200 Statisten auf dem Hauptfriedhof
Mit 200 Statisten ist er über den Mainzer Hauptfriedhof gezogen, hat mit Dutzenden einen Autounfall inszeniert und Straßen gesperrt, er wird noch ein Shooting im Deutschen Filmmuseum mit 75 Komparsen machen und noch 30 Oldtimer in Bischofsheim ablichten. Die Zeit drängt. Seit drei Jahren arbeitet Koch an der Idee, seit zwei Jahren arbeitet er an der extrem aufwendigen Produktion, im September stellt er seine zehn Kunstwerke in Berlin aus.

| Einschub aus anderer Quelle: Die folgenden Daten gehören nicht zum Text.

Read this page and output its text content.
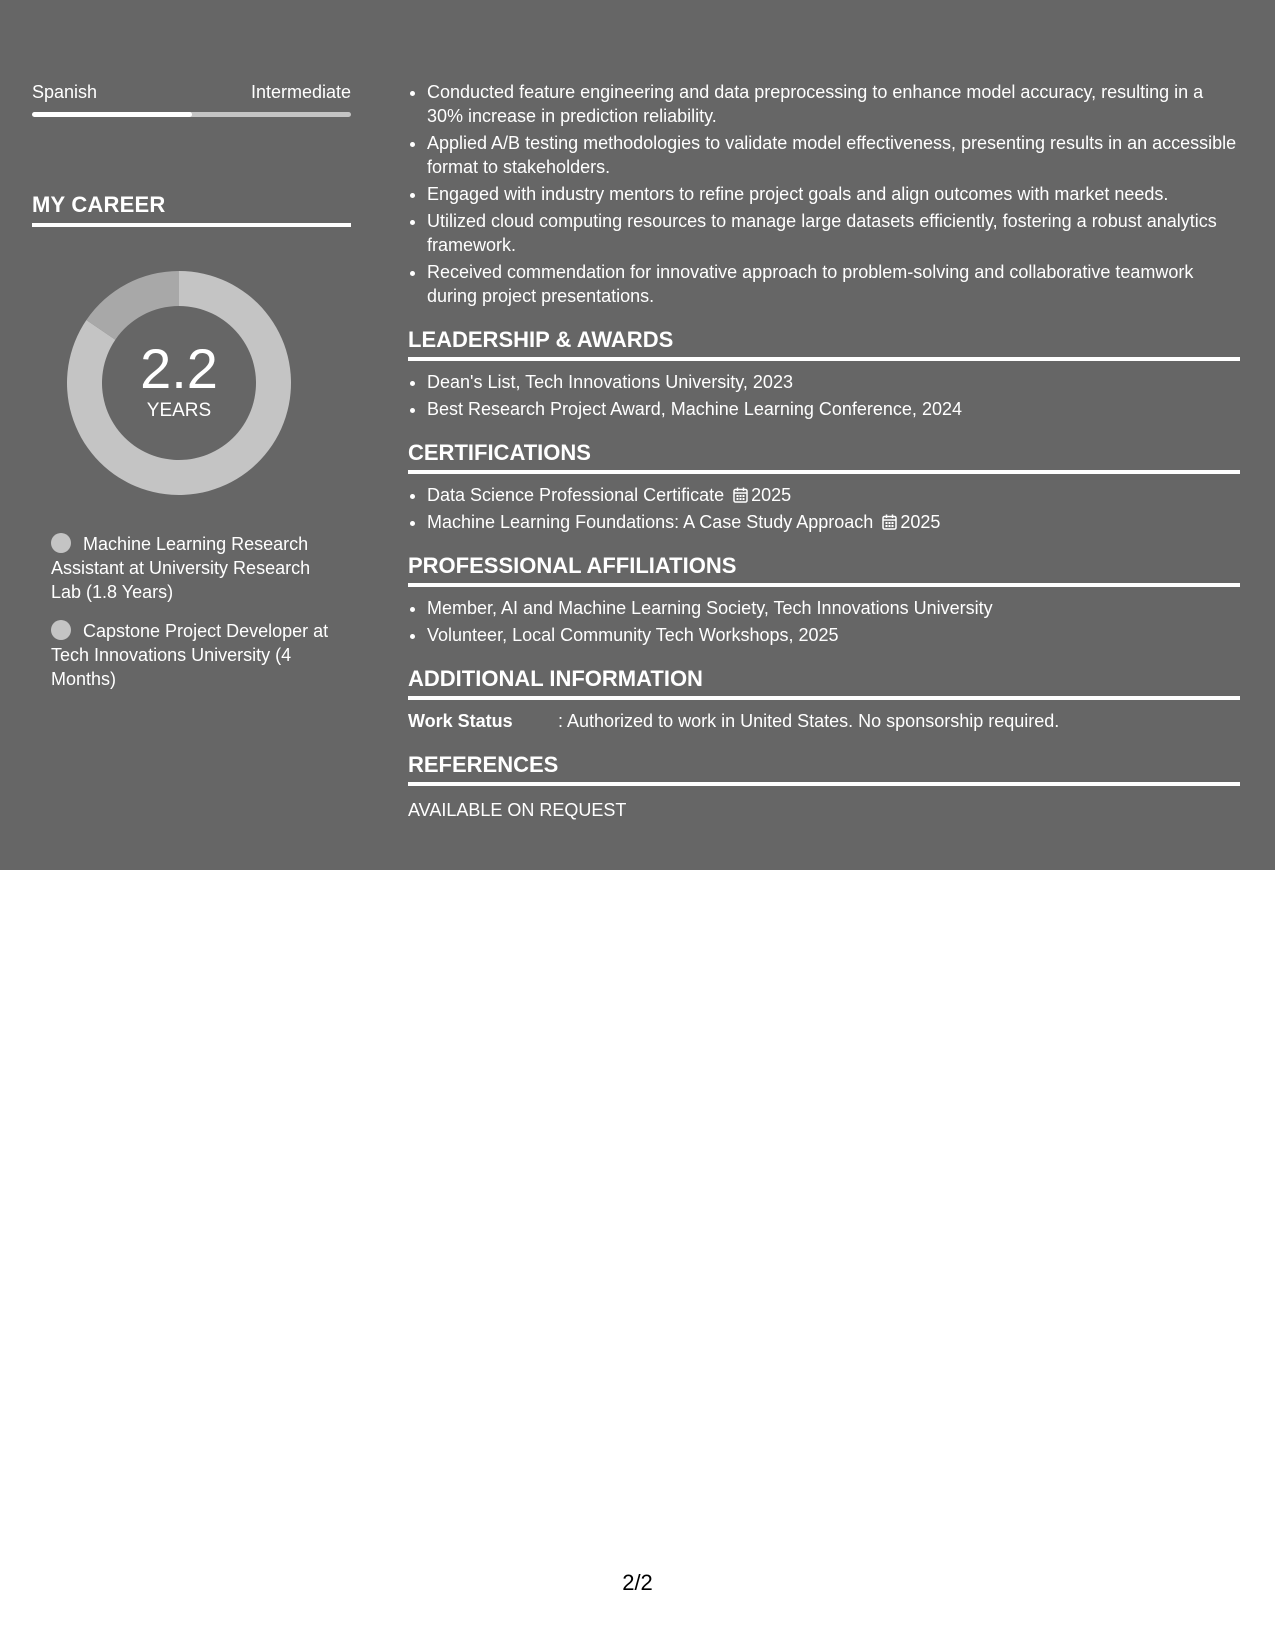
Spanish	Intermediate
MY CAREER
2.2
YEARS
Machine Learning Research Assistant at University Research Lab (1.8 Years)
Capstone Project Developer at Tech Innovations University (4 Months)
• Conducted feature engineering and data preprocessing to enhance model accuracy, resulting in a 30% increase in prediction reliability.
• Applied A/B testing methodologies to validate model effectiveness, presenting results in an accessible format to stakeholders.
• Engaged with industry mentors to refine project goals and align outcomes with market needs.
• Utilized cloud computing resources to manage large datasets efficiently, fostering a robust analytics framework.
• Received commendation for innovative approach to problem-solving and collaborative teamwork during project presentations.
LEADERSHIP & AWARDS
• Dean's List, Tech Innovations University, 2023
• Best Research Project Award, Machine Learning Conference, 2024
CERTIFICATIONS
• Data Science Professional Certificate 2025
• Machine Learning Foundations: A Case Study Approach 2025
PROFESSIONAL AFFILIATIONS
• Member, AI and Machine Learning Society, Tech Innovations University
• Volunteer, Local Community Tech Workshops, 2025
ADDITIONAL INFORMATION
Work Status	: Authorized to work in United States. No sponsorship required.
REFERENCES
AVAILABLE ON REQUEST
2/2
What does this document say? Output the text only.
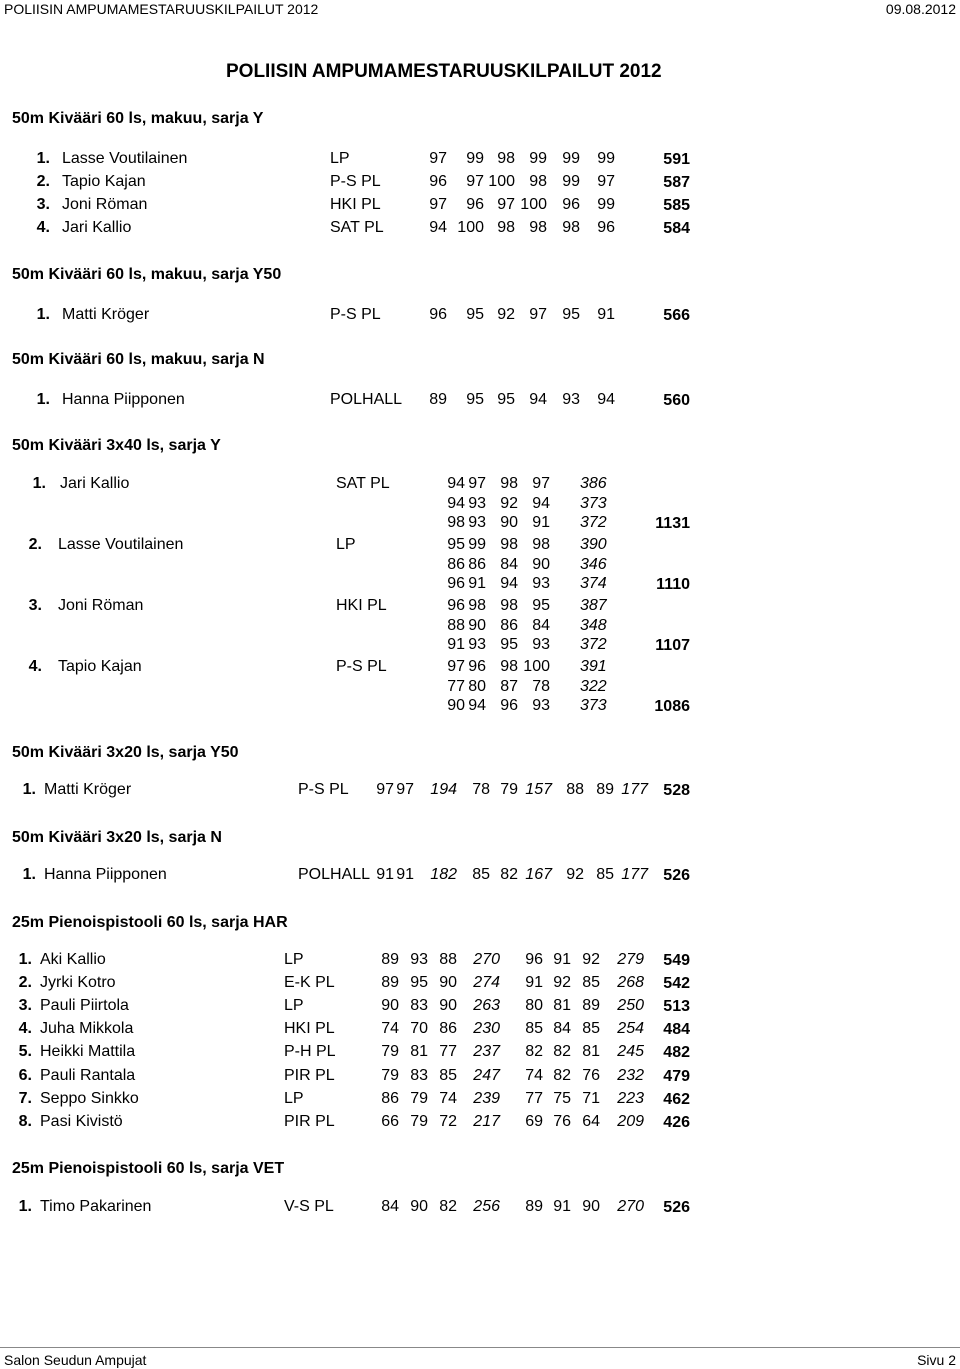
POLIISIN AMPUMAMESTARUUSKILPAILUT 2012	09.08.2012
POLIISIN AMPUMAMESTARUUSKILPAILUT 2012
50m Kivääri 60 ls, makuu, sarja Y
1. Lasse Voutilainen	LP	97	99 98 99 99	99	591
2. Tapio Kajan	P-S PL	96	97 100 98 99	97	587
3. Joni Röman	HKI PL	97	96 97 100 96	99	585
4. Jari Kallio	SAT PL	94 100 98 98 98	96	584
50m Kivääri 60 ls, makuu, sarja Y50
1. Matti Kröger	P-S PL	96	95 92 97 95	91	566
50m Kivääri 60 ls, makuu, sarja N
1. Hanna Piipponen	POLHALL	89	95 95 94 93	94	560
50m Kivääri 3x40 ls, sarja Y
1. Jari Kallio	SAT PL	94 97 98 97 386
94 93 92 94 373
98 93 90 91 372	1131
2. Lasse Voutilainen	LP	95 99 98 98 390
86 86 84 90 346
96 91 94 93 374	1110
3. Joni Röman	HKI PL	96 98 98 95 387
88 90 86 84 348
91 93 95 93 372	1107
4. Tapio Kajan	P-S PL	97 96 98 100 391
77 80 87 78 322
90 94 96 93 373	1086
50m Kivääri 3x20 ls, sarja Y50
1. Matti Kröger	P-S PL	97 97	194 78 79 157 88 89 177 528
50m Kivääri 3x20 ls, sarja N
1. Hanna Piipponen	POLHALL 91 91	182 85 82 167 92 85 177 526
25m Pienoispistooli 60 ls, sarja HAR
1. Aki Kallio	LP	89 93 88	270	96 91 92	279	549
2. Jyrki Kotro	E-K PL	89 95 90	274	91 92 85	268	542
3. Pauli Piirtola	LP	90 83 90	263	80 81 89	250	513
4. Juha Mikkola	HKI PL	74 70 86	230	85 84 85	254	484
5. Heikki Mattila	P-H PL	79 81 77	237	82 82 81	245	482
6. Pauli Rantala	PIR PL	79 83 85	247	74 82 76	232	479
7. Seppo Sinkko	LP	86 79 74	239	77 75 71	223	462
8. Pasi Kivistö	PIR PL	66 79 72	217	69 76 64	209	426
25m Pienoispistooli 60 ls, sarja VET
1. Timo Pakarinen	V-S PL	84 90 82	256	89 91 90	270	526
Salon Seudun Ampujat	Sivu 2
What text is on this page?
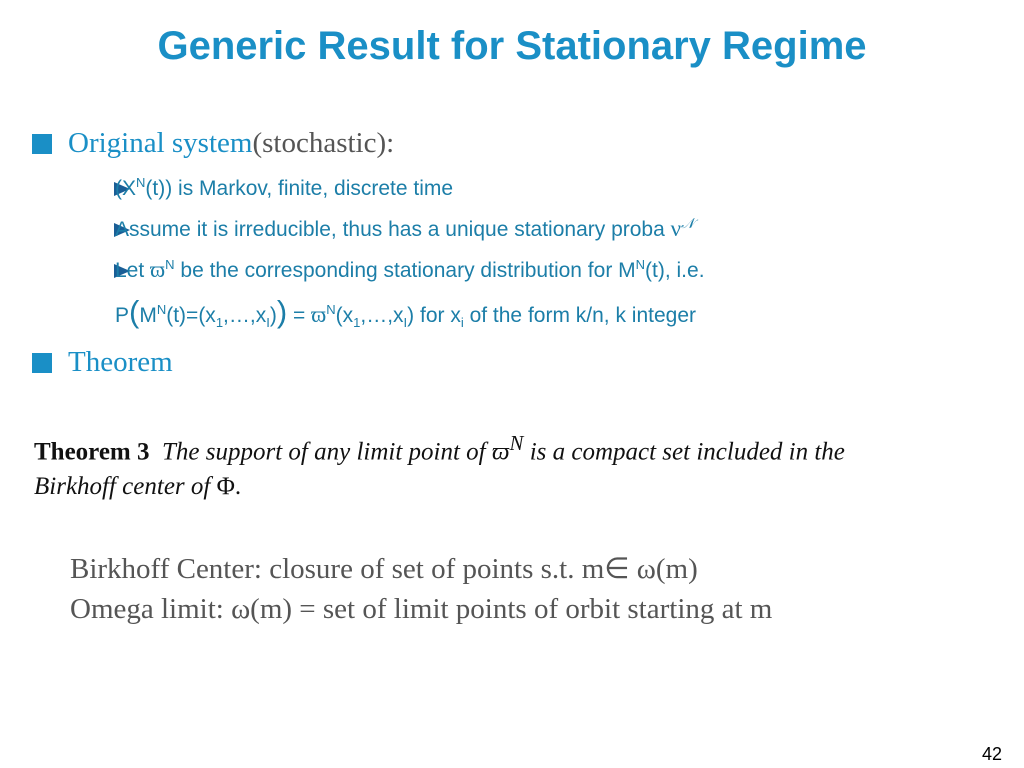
Generic Result for Stationary Regime
Original system (stochastic):
$(X^N(t))$ is Markov, finite, discrete time
Assume it is irreducible, thus has a unique stationary proba $\nu^𝒩$
Let $ϖ^N$ be the corresponding stationary distribution for $M^N(t)$, i.e.
$P(M^N(t)=(x_1,\dots,x_I))$ = $ϖ^N(x_1,\dots,x_I)$ for $x_i$ of the form k/n, k integer
Theorem
Theorem 3 The support of any limit point of $ϖ^N$ is a compact set included in the
Birkhoff center of Φ.
Birkhoff Center: closure of set of points s.t. m∈ ω(m)
Omega limit: ω(m) = set of limit points of orbit starting at m
42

Max Wex (34) wirkt finster und böse als Agent hinter dem Caddy von Dimitri Sotiropoulos aus Mühlheim, der an der Großmarkthalle aufgewachsen ist und Oldtimer sammelt. „Ich fand die Idee toll. Da konnte ich nicht nein sagen“, sagt er zu dem Schauspieler, der in Mannheim lebt. My-Diem (37) ist eigentlich Stylistin und für das Foto Agentin. Sie wartet. Alle sind ehrenamtlich dabei, ebenso wie Aufnahmeleiterin Kyra Müller (22), die Medienmanagement in Wiesbaden studiert und Minerva, die im wahren Leben Sonja Sikora (34) heißt, Kunsthistorikerin ist und Führungen in der Schirn macht. „Da habe ich Moritz kennengelernt und war begeistert von seiner Arbeit. Klar, war ich sofort dabei.“ Minerva sitzt noch gut gelaunt in bunten Tigersocken am Set, bevor sie ein Schatten wird. Vielleicht. Minerva ist tot. Oder auch nicht. Das Kopfkino des Betrachters wird Aufschluss bringen. Auf jeden Fall in eine Zeitreise entführen, die auf zehn Fotos mehr zeigt, als ein ganzer Film.